اثرات عمق لایه خاک روی کارایی ساختمان ها جهت زمین لرزه های ویژه محل

ABSTRACT Effect of depth of soil stratum on performance of buildings for site-specific earthquakes

New generation seismic design codes are shifting towards performance based design of buildings [1–3]. This necessitates development of methodologies for performance evaluation of designed buildings for earthquakes. In this context, provisions for inclusion of the effect of critical parameters viz., soil–structure interaction, type of foundation, nature of ground motion and soil are reported in literature [4–7]. Effect of soil amplification has been well recognised in existing seismic design codes. Indian seismic design code IS-1893-2002 Part I [8] has three distinct design spectra exclusively for soft, medium and hard soils. As an improvement over this, amplification factors based on empirical and theoretical data [9] have been introduced in International Building Code (IBC) [10] for site class A to F to take care of the behaviour in short as well as long period range. Elghazouli [11] reported that in Eurocode (EC 8 Part 5), two types of response spectra have been proposed for five different soil conditions (Type A to E). Response spectra are identified with different soils and the expected magnitude of ground motion. Classification of site soil A to E has been made on the basis of average shear wave velocity of top 30 m soil.

Sun et al. [12] have showed that the site coefficients specified in IBC [10] are not valid for Korean Peninsula due to the large difference in the depth of bedrock and the soil stiffness profile. On extending this observation, application of the soil amplification factors specified by Borcherdt [9] to several other regions can produce results of unacceptable error. Further, building design codes are highly simplified tools and do not adequately represent any single earthquake event from a probable source for the site under consideration. It has been recommended [13] that in addition to use of codal provisions, site-specific analysis which includes generation of strong ground motion at bedrock level and propagating it through soil layers [13–15] and arriving at the design ground motions and response spectra at surface should also be carried out. On the other hand, considering the loss due to collapse or cost of repair, substantial revisions are taking place in major seismic design codes to evolve next generation design procedures [16–18]. Important considerations for the revisions are to account for acceptable levels of damage to buildings in a seismic event of known characteristics and also to include the actual performance of a building at the proposed site conditions. Performance evaluation of buildings is a process which involves both the structure and soil characteristics which need proper treatment in analysis phase.

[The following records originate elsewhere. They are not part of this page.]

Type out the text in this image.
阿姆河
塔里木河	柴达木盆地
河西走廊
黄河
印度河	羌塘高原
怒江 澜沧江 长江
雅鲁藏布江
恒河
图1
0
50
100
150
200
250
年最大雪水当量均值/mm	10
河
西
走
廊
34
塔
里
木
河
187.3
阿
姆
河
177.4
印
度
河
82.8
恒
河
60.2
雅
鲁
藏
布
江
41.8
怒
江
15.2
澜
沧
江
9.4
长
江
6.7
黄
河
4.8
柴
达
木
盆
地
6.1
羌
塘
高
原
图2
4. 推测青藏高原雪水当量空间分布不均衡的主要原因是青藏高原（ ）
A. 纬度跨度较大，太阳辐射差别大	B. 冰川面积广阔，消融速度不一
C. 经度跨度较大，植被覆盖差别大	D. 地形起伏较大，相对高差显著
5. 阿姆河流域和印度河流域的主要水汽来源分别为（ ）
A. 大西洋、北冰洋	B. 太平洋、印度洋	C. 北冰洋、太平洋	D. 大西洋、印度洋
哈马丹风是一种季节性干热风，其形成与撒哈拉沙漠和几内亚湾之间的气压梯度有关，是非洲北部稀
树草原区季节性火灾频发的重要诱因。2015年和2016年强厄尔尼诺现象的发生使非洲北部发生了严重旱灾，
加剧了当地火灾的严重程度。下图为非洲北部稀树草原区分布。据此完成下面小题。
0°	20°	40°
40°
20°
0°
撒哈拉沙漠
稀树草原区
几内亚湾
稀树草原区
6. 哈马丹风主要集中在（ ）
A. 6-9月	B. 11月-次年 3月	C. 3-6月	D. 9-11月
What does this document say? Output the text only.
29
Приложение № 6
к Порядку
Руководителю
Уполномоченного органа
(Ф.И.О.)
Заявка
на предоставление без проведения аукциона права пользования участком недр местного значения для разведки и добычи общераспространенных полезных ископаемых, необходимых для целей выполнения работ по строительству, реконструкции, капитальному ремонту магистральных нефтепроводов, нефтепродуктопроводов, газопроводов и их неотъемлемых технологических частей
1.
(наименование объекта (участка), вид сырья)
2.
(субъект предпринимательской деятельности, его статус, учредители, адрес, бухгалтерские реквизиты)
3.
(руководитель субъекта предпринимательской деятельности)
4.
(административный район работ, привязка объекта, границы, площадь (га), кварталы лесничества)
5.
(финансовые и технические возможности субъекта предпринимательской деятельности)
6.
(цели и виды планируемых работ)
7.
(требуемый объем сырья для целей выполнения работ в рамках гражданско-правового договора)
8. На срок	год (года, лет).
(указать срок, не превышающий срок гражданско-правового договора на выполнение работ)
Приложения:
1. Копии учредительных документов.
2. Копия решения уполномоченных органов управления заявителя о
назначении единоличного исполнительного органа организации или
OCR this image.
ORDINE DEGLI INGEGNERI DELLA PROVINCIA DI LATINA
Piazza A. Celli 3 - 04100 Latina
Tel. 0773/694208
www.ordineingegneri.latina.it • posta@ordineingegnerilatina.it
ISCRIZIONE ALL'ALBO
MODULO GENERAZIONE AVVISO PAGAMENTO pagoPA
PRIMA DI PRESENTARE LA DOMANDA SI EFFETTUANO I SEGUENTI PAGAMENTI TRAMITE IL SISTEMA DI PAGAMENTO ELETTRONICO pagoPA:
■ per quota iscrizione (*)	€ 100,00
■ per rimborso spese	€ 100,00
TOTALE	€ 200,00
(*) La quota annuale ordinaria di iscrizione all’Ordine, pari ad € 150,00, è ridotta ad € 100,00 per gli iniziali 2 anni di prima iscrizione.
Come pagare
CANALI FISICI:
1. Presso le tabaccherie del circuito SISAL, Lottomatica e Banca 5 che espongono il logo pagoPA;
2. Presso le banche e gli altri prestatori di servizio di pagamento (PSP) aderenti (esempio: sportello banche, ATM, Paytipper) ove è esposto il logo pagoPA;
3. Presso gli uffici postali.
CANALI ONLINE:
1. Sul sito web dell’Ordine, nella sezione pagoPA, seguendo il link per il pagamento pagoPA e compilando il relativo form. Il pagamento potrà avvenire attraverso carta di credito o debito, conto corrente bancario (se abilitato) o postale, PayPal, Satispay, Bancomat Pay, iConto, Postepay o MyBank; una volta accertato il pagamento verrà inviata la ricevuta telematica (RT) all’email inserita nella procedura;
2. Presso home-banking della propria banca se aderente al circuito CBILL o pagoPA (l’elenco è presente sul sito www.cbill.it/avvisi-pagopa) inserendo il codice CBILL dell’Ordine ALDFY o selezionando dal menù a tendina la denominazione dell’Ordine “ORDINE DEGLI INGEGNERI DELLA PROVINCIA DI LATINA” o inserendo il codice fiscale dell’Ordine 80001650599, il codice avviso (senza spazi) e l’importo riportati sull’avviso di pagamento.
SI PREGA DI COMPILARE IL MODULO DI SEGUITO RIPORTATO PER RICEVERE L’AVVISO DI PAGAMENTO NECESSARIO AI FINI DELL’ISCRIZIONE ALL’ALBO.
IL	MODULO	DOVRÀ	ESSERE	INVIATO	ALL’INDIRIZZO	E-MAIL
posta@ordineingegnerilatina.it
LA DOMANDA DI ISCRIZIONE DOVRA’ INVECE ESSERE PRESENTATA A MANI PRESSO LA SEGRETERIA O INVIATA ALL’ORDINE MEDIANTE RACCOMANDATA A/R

To the authors’ knowledge, no methodology or a comprehensive study is reported on seismic performance evaluation of buildings for site-specific earthquakes. Despite the understanding and observation of the role of local soil on seismic wave amplification, practical design of structures is being made based on the spectra suggested by seismic design codes. Within the framework of performance evaluation of structures, design spectra act as performance objective. Besides this, design spectra also acts as demand curve in a design using conventional procedures. It is well known that the response spectra at soil surface can be significantly different from that of the bedrock response spectra due to modification of ground motion characteristics, as the wave travels through soil layers overlying the bedrock. In this background, a simple methodology is proposed and applied in this paper to evaluate the performance of buildings for site-specific earthquakes including depth of soil stratum as a parameter.

Basically, the methodology involves comparison of demand spectrum corresponding to an earthquake under the given soil condition against capacity spectrum of a building. Well-established procedures are available to evaluate the capacity spectrum of a building to a reasonable accuracy while considerable uncertainty exists in the generation of demand spectrum. In the present study, demand spectra corresponding to site-specific earthquakes are generated by carrying out the following two steps: (i) evaluation of ground response spectra using strong ground motion generated at bedrock level for a scenario earthquake and conducting a one-dimensional equivalent linear wave propagation analysis and (ii) generation of Depth Dependent Demand Spectra corresponding to the individual site conditions.

More details about the methodology are described in the next section. The methodology is verified using particulars of Delhi city in India. The main reason for choosing this city is the availability of geotechnical details for successful application of the methodology. It is to the belief of authors that the proposed methodology is general and, therefore, applicable to any other region at which local soil is expected to contribute significantly to the seismic behaviour of the structure. Comparison among the computed numerical values provides valuable information about the inelastic behaviour of buildings due to the effect of local soil.